FAUNE | Du coyote au coyloup

par Josée Boily
Si le superpif de votre chien déniche des ossements de chevreuil durant votre promenade matinale, cela pourrait être l’œuvre d’un coyote. Cet hiver, j’ai d’ailleurs découvert sur les sentiers d’East Angus plusieurs carcasses éviscérées ou coupées en deux (sans pattes) de jeunes « bambis ». Mon chien a même fièrement rapporté une peau d’animal scalpée que n’ai pas pu ni voulu identifier!


Cousin du loup et du chien, le coyote fait partie de la famille des canidés. Originaire de la côte ouest de l’Amérique du Nord, ce grand prédateur est présent au Québec depuis une cinquantaine d’années seulement. Intelligent et plus rusé que le renard, le coyote est surtout actif au lever et au coucher du soleil. Comme il a très peu de prédateurs naturels, il a tendance à demeurer sur un même territoire.
Stanley Gerht, biologiste à l’Université d’État de l’Ohio, croit qu’ils se sont multipliés au début des années 1990 après la dégringolade des ventes de fourrures qui a entraîné une diminution des activités de chasse. Certaines personnes avancent qu’il y a une surpopulation de coyotes et qu’on doit en éliminer un maximum.

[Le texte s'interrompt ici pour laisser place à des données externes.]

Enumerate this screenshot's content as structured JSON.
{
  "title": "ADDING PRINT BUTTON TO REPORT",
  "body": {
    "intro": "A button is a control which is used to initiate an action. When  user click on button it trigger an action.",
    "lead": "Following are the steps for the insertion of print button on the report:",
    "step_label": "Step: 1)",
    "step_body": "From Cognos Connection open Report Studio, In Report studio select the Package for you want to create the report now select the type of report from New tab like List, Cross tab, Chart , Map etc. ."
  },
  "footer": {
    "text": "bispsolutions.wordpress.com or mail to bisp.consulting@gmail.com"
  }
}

Or, selon Martin-Hugues St-Laurent, professeur en écologie animale à l’Université du Québec à Rimouski, le milieu peut tout à fait s’adapter à l’augmentation du nombre de coyotes. Ce sont plutôt les populations urbaines comme rurales qui redoutent de les cotoyer, malgré la rareté des comportements agressifs envers des humains.

Le coyloup : mythe ou réalité
 
Suivant la chute du marché des fourrures, les coyotes ont agrandi leur territoire et se sont retrouvés à des endroits inusités. Se dirigeant vers l’est, ils ont fait la rencontre du loup de l’est; leur accouplement a donné naissance à une espèce hybride, soit le coyloup.

Loin d’être une version « diminuée » de ses parents, le coyloup a su magnifier la sociabilité, l’adaptabilité et les techniques de chasse de ses géniteurs.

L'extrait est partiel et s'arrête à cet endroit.